Don’t get me wrong — we’re not packrats. We shop only sales and look for items at yard and garage sales, but we’ve finally passed a point where we comfortably fit in our modest two-bedroom abode.
For that reason we’re looking around at what’s on the market. In fact, we were out with our wonderful (I mean that!) realtor just this morning and had a chance to view four different properties. Even though we didn’t find anything that knocked our socks off, we still discussed what steps we should take to prepare our place for showing to potential buyers. I expected our realtor to walk around and point out dings in the paint and other small details, but her only advice was this: de-clutter.
This is a great idea because not only will the space seem bigger with less “stuff,” but the space will also seem more adequate. By that I mean that we want prospective buyers to see things in their proper places and say to themselves, “This family has a reasonable amount of stuff, and there’s more than enough room for it all.”
Frankly, I’m pretty excited that our realtor told us to do something that I’ve wanted to do for a long time. If we were able to move every six months, we’d really pare down the amount of stuff we have to just the basic things that we really like and use. Once we complete this de-cluttering exercise, our place will be much nicer for us to live in (not to mention show to buyers).
We’ve already put away some of our children’s toys because they all get pulled out everyday, and I’m tired of picking them up over and over. On the one hand I don’t want to deprive them of learning opportunities that might arise from playing with some of their toys, but the clutter is driving me crazy!
It’s not just kids’ toys though; among other things we’ve also got some magazines lying around from past months. Some people swear they’ll go to the gym — we swear that someday we really will read that magazine from last year, so it would be a shame to throw it out . . .
Until (or unless) we have another child, we could last for several more years where we currently are. The most immediate problem is that we’ve very effectively filled every nook and cranny. Occasionally we think about getting a storage unit (and we’ll probably have to if we decide to sell) but do we really want to pay an extra $70-100 per month because we just have too much stuff?
I’ve begun bringing home boxes from work and we’ll soon set about reducing the amount of our belongings that are stored in our place. We have many more children’s books than are used on any given day and plenty of off-season clothing. That’s a good thing, too, because somehow we’ve got to make the backs of the closets visible.
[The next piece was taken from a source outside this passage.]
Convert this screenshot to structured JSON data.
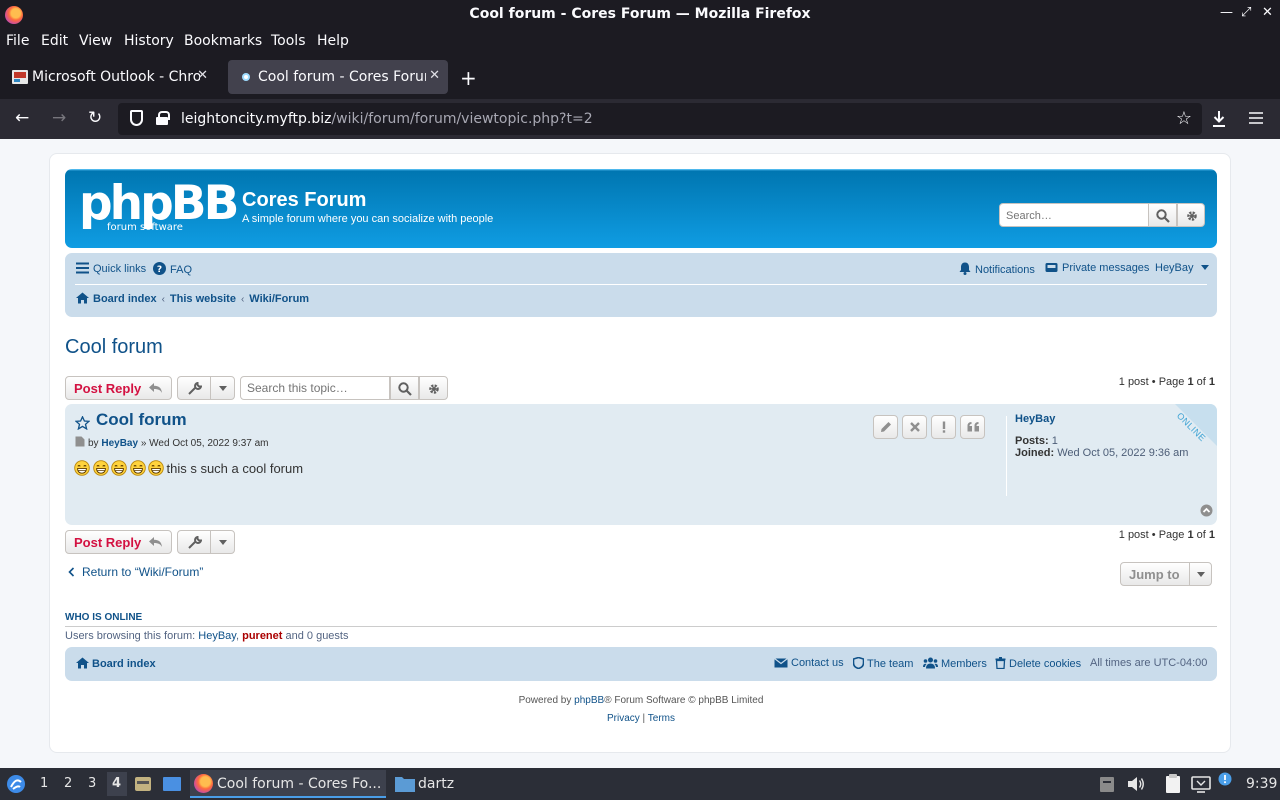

As we prepare boxes for storage, we’ll be taking a very critical look at each item and deciding whether or not it’s really worth keeping. My feeling is that we have quite a bit of “dead wood” that can be donated to a local thrift store and reduce the amount of stuff that ends up in storage.
Reducing my claustrophobia and stress will be a nice fringe benefit of getting our place ready to sell. Who knows — maybe we’ll de-clutter and realize we’ve got more room than we really need!
Question(s) of the day:
Do you find that clutter at home really bothers you, or is it a comfortable use of space?